Avant première

Agnès De Sacy et Philippe Godeau nous offrent un film tout en poésie nous faisant voir le Sénégal autrement au travers d’images subtiles et délicates de ce pays : vastes étendues parsemées de baobabs centenaires.

On est loin des clichés et ce film nous propose une vision d’un pays, de villages où les gens abordent la vie avec la nonchalance propre à leur culture, la bienveillance que notre société de consommation a perdue. Avons-nous raison ?

Quand nos racines nous rappellent d’où on vient, qu’il est doux de se laisser aller et de ressentir les choses. C’est ce que Seydou Tall (Omar Sy) va vivre. Le jeu d’acteur permet de s’attacher à ce personnage qui progressivement va prendre conscience qu’il évolue dans un autre paradigme : valeur du temps qui passe, temps accordé à ses convictions, don de soi…

Le jeune Yao (Lionel Bassé), que notre société pourrait classer dans la case « idéaliste », intelligent, curieux avec un regard qui me rappelle celui de Touiavii (Le Papalagui – Erich Scheurnamnn) trouve du sens à parcourir plus de 300 km pour aller à la rencontre de l’auteur, aux origines sénégalaises, d’un livre qu’il connait par cœur. Son but est de demander des conseils, à cet auteur devenu acteur, pour son meilleur copain. Le regard que porte ce jeune sur le monde est tellement différent du nôtre. Au-delà de la candeur de l’adolescence, il y a la culture, la construction mentale dans une ambiance protectrice d’un village aux valeurs ancestrales, tout ce qui fait que Yao va avoir un regard sur son aventure qu’il va dessiner. Il n’est pas dupe et son attitude très mature, la simplicité de ses réactions ne peut que nous émouvoir. Progressivement lui aussi va comprendre des choses, va construire une relation avec cet homme qui s’impose à lui pour le raccompagner chez lui. Il va être l’observateur de l’évolution de son idole, le rappel de son âme d’enfant.

Le parcours initiatique de Seydou Tall est complexe, telle la vague sur cette plage « bouillonnante », un va et vient entre ce qu’il veut sans le savoir, et ce qu’il ne veut pas : revenir sur la terre de ses ancêtres et voir ce monde dans lequel il aurait pu évoluer, être confronter à des interrogations complexes sur ses origines et son parcours. Puis s’apercevoir que cette terre fait partie de sa chair.

En avant-première, vous apprenez que chaque scène a été tournée de manière chronologique par rapport à l’histoire. Ainsi les acteurs, tout comme les personnages se sont découvert de jour en jour.
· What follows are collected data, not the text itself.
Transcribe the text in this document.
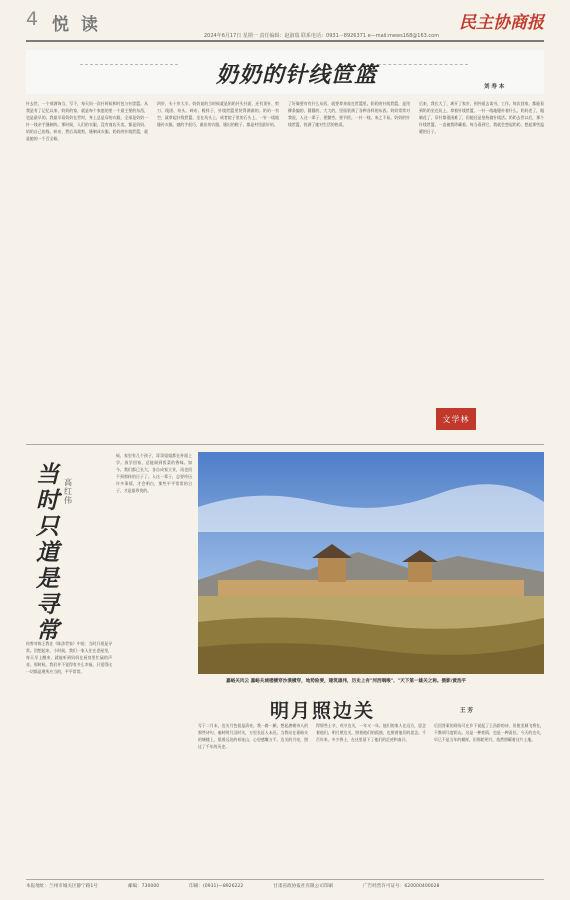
4 悦 读
2024年6月17日 星期一 责任编辑：赵淑瑞 联系电话：0931－8926371 e—mail:mews168@163.com
民主协商报
奶奶的针线笸篮	刘 寿 本
针去世，一个荷满饰当，写不，每天妈一次针时候和时包与针筐篮。从我是有了记忆以来，奶奶的家，就是每个家庭的里一个最主要的东西，也是最早的。我最早看奶奶在世时，身上总是穿的衣服，全部是奶奶一针一线亲手缝制的。那时候，人们的衣服，没有商店买卖，都是妈妈、奶奶自己纺线、织布，然后再裁剪，缝制成衣服。奶奶的针线笸篮，就是她的一个百宝箱。
四岁，头十岁大半。奶奶说的当时候就是奶奶针头针面，还有顶针、剪刀、线团、布头、碎布、鞋样子，针线笸篮里装得满满的。奶奶一有空，就拿起针线笸篮，坐在炕头上，或者院子里的石头上，一针一线地缝补衣服。她的手很巧，做出的衣服，缝出的鞋子，都是村里最好的。
了好像要有有什么东西，就要拿来放在笸篮里。奶奶的针线笸篮，是用柳条编的，圆圆的，大大的，里面装满了各种各样的东西。奶奶常常对我说，人这一辈子，要勤劳，要节俭。一针一线，来之不易。奶奶的针线笸篮，装满了她对生活的热爱。
后来，我长大了，离开了家乡，到外面去读书、工作。每次回家，都能看到奶奶坐在炕上，拿着针线笸篮，一针一线地缝补着什么。奶奶老了，眼睛花了，穿针都很困难了，但她还是坚持做针线活。奶奶去世以后，那个针线笸篮，一直被我珍藏着。每当看到它，我就会想起奶奶，想起那些温暖的日子。
文学林
当时只道是寻常
高 红 伟
你曾对陈王我在《陈涉世家》中说：当时只道是寻常。回想起来，小时候，我们一家人住在老屋里，每天早上醒来，就能听到妈妈在厨房里忙碌的声音。那时候，我们并不觉得有多么幸福，只觉得这一切都是理所应当的，平平常常。
候，家里有几个孩子，哥哥姐姐都在外面上学。放学回家，总能闻到饭菜的香味。如今，我们都已长大，各自成家立业，再也回不到那样的日子了。人这一辈子，总要经历许多事情，才会明白，那些平平常常的日子，才是最珍贵的。
嘉峪关风云 嘉峪关城楼横穿沙漠横穿，地势险要，建筑雄伟，历史上有"河西咽喉"、"天下第一雄关之称。摄影/黄浩平
明月照边关	王 芳
写于二月末，边关月色很是清亮。我一路一颠，想起唐朝诗人的那些诗句，秦时明月汉时关，万里长征人未还。当我站在嘉峪关的城楼上，望着远处的祁连山，心里感慨万千。边关的月亮，照过了千年的历史。
得那些士卒，戍守边关，一年又一年。他们的家人在远方，思念着他们。明月照边关，照着他们的孤独，也照着他们的思念。千百年来，多少将士，在这里留下了他们的足迹和血汗。
后回答案的现场可在乡下说起了王昌龄的诗，但使龙城飞将在，不教胡马度阴山。这是一种豪情，也是一种责任。今天的边关，早已不是当年的模样，但那轮明月，依然照耀着这片土地。
本报地址：兰州市城关区静宁路1号	邮编：730000	印刷：(0931)—8926222	甘肃省政协报社有限公司印刷	广告经营许可证号：620000400028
Cette condition est très certainement ressentie par les spectateurs, ce qui doit aider le jeu des acteurs même s’ils ont un talent indéniable.

Dans la salle un très jeune spectateur qui pose une question toute simple et surprenante pour les adultes sur scène qui, après toute cette expérience n’ont pas réussi à garder/retrouver cette âme d’enfant : l’histoire du film veut que Nathan (fils de Seydou), devant initialement partir au Sénégal avec son père, ne l’accompagnera pas. Mais Yao sait que Seydon a un fils, et va s’inquiéter de lui durant toute l’aventure, et même lui faire un touchant cadeau. La question en salle a été « est ce que Nathan a rencontré Yao ? ». Dans le film l’imaginaire décidera de la réponse, même s’il est en filigrane, mais en réalité les deux acteurs ne se sont pas encore rencontrés. Dans une âme d’enfant cela est triste car l’émotion créée autour de ces deux personnages appelle à une rencontre voire même une amitié.

Voilà comment j’ai ressenti ce film, que je vous conseille d’aller voir. C’est ma vision, mon interprétation, un écho à ma propre histoire : née en France, la première fois que je suis allée à l’Ile de la Réunion, qui a vu naître mes ancêtres du côté maternel, je me suis sentie chez moi, attirée par cette terre, sa lumière, ses paysages et les regards profonds des créoles remplies d’histoires, de blessures, de courage et d’amour.

Ce film est bien cela, une belle histoire d’amour.